Combinatorial Engineering Enables Photoautotrophic Growth in High Cell Density Phosphite-Buffered Media to Support Engineered Chlamydomonas reinhardtii Bio-Production Concepts

Chlamydomonas reinhardtii has emerged as a powerful green cell factory for metabolic engineering of sustainable products created from the photosynthetic lifestyle of this microalga. Advances in nuclear genome modification and transgene expression are allowing robust engineering strategies to be demonstrated in this host. However, commonly used lab strains are not equipped with features to enable their broader implementation in non-sterile conditions and high-cell density concepts. Here, we used combinatorial chloroplast and nuclear genome engineering to augment the metabolism of the C. reinhardtii strain UVM4 with publicly available genetic tools to enable the use of inorganic phosphite and nitrate as sole sources of phosphorous and nitrogen, respectively. We present recipes to create phosphite-buffered media solutions that enable high cell density algal cultivation.
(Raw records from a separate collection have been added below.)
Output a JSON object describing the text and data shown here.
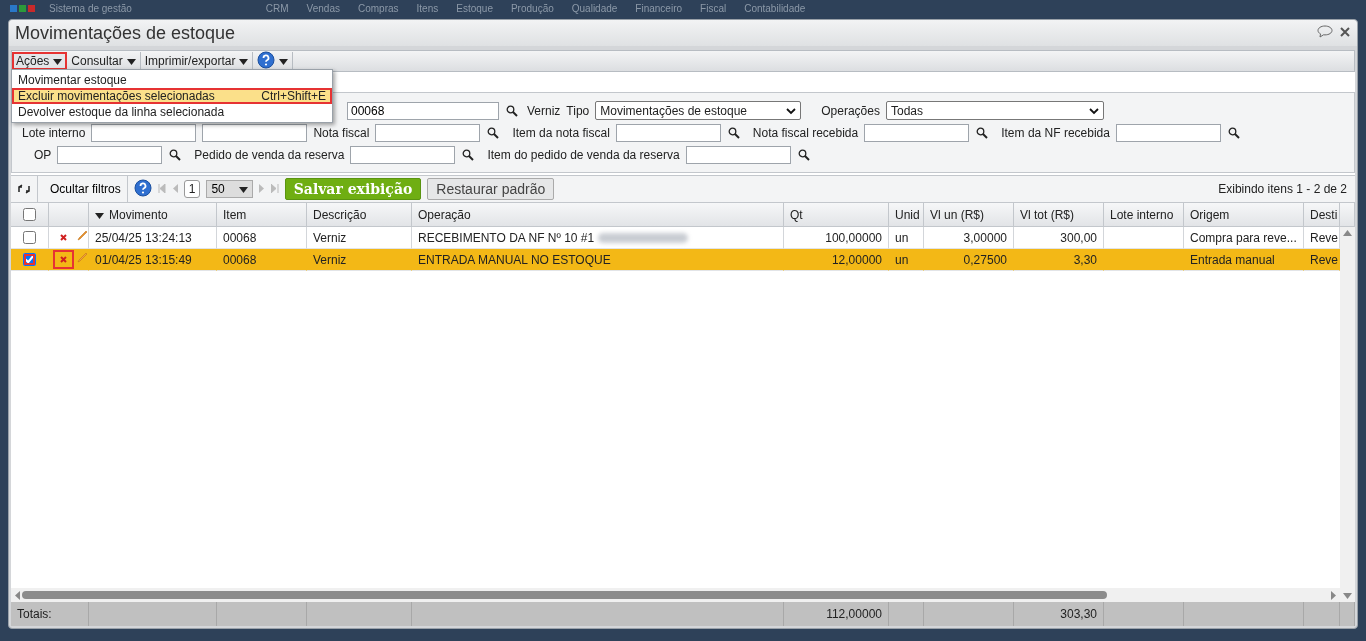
{
  "app": {
    "title": "Sistema de gestão",
    "menus": [
      "CRM",
      "Vendas",
      "Compras",
      "Itens",
      "Estoque",
      "Produção",
      "Qualidade",
      "Financeiro",
      "Fiscal",
      "Contabilidade"
    ]
  },
  "window": {
    "title": "Movimentações de estoque"
  },
  "toolbar": [
    {
      "kind": "menu",
      "label": "Ações",
      "highlighted": true,
      "expanded": true
    },
    {
      "kind": "menu",
      "label": "Consultar",
      "highlighted": false,
      "expanded": false
    },
    {
      "kind": "menu",
      "label": "Imprimir/exportar",
      "highlighted": false,
      "expanded": false
    },
    {
      "kind": "help",
      "highlighted": false,
      "expanded": false
    }
  ],
  "menu": [
    {
      "label": "Movimentar estoque",
      "selected": false,
      "highlighted": false
    },
    {
      "label": "Excluir movimentações selecionadas",
      "shortcut": "Ctrl+Shift+E",
      "selected": true,
      "highlighted": true
    },
    {
      "label": "Devolver estoque da linha selecionada",
      "selected": false,
      "highlighted": false
    }
  ],
  "filters": [
    [
      {
        "kind": "field",
        "value": "00068",
        "lookup": true,
        "hint": "Verniz"
      },
      {
        "kind": "select",
        "label": "Tipo",
        "value": "Movimentações de estoque"
      },
      {
        "kind": "select",
        "label": "Operações",
        "value": "Todas"
      }
    ],
    [
      {
        "kind": "field",
        "label": "Lote interno",
        "lookup": false
      },
      {
        "kind": "field",
        "lookup": false
      },
      {
        "kind": "field",
        "label": "Nota fiscal",
        "lookup": true
      },
      {
        "kind": "field",
        "label": "Item da nota fiscal",
        "lookup": true
      },
      {
        "kind": "field",
        "label": "Nota fiscal recebida",
        "lookup": true
      },
      {
        "kind": "field",
        "label": "Item da NF recebida",
        "lookup": true
      }
    ],
    [
      {
        "kind": "field",
        "label": "OP",
        "lookup": true
      },
      {
        "kind": "field",
        "label": "Pedido de venda da reserva",
        "lookup": true
      },
      {
        "kind": "field",
        "label": "Item do pedido de venda da reserva",
        "lookup": true
      }
    ]
  ],
  "grid_toolbar": {
    "hide_filters": "Ocultar filtros",
    "page": "1",
    "page_size": "50",
    "save": "Salvar exibição",
    "restore": "Restaurar padrão",
    "status": "Exibindo itens 1 - 2 de 2"
  },
  "select_all": {
    "checked": false
  },
  "columns": [
    {
      "label": "Movimento",
      "kind": "text",
      "sorted": true
    },
    {
      "label": "Item",
      "kind": "text",
      "sorted": false
    },
    {
      "label": "Descrição",
      "kind": "text",
      "sorted": false
    },
    {
      "label": "Operação",
      "kind": "text",
      "sorted": false
    },
    {
      "label": "Qt",
      "kind": "number",
      "sorted": false
    },
    {
      "label": "Unid",
      "kind": "text",
      "sorted": false
    },
    {
      "label": "Vl un (R$)",
      "kind": "number",
      "sorted": false
    },
    {
      "label": "Vl tot (R$)",
      "kind": "number",
      "sorted": false
    },
    {
      "label": "Lote interno",
      "kind": "text",
      "sorted": false
    },
    {
      "label": "Origem",
      "kind": "text",
      "sorted": false
    },
    {
      "label": "Desti",
      "kind": "text",
      "sorted": false
    }
  ],
  "rows": [
    {
      "checked": false,
      "selected": false,
      "marked": false,
      "redacted": true,
      "cells": [
        "25/04/25 13:24:13",
        "00068",
        "Verniz",
        "RECEBIMENTO DA NF Nº 10 #1",
        "100,00000",
        "un",
        "3,00000",
        "300,00",
        "",
        "Compra para reve...",
        "Reve"
      ]
    },
    {
      "checked": true,
      "selected": true,
      "marked": true,
      "redacted": false,
      "cells": [
        "01/04/25 13:15:49",
        "00068",
        "Verniz",
        "ENTRADA MANUAL NO ESTOQUE",
        "12,00000",
        "un",
        "0,27500",
        "3,30",
        "",
        "Entrada manual",
        "Reve"
      ]
    }
  ],
  "totals": {
    "label": "Totais:",
    "cells": [
      "",
      "",
      "",
      "",
      "112,00000",
      "",
      "",
      "303,30",
      "",
      "",
      ""
    ]
  }
}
We then combined previously reported engineering strategies to produce the heterologous sesquiterpenoid patchoulol to high titers from our engineered green cell factories and show these products are possible to produce in non-sterile conditions. Our work presents a straightforward means to generate C. reinhardtii strains for broader application in bio-processes for the sustainable generation of products from green microalgae.

Automated summary

Chlamydomonas reinhardtii has been engineered to increase its metabolic capacity and enable high-density cultivation in non-sterile conditions. By using a combination of chloroplast and nuclear genome engineering, this microalga can now use inorganic phosphite and nitrate as the sole sources of phosphorous and nitrogen, respectively. The study also showed successful production of the sesquiterpenoid patchoulol in high titers from these engineered green cell factories under non-sterile conditions. This research presents a straightforward approach to utilize C. reinhardtii strains for sustainable production of products from green microalgae.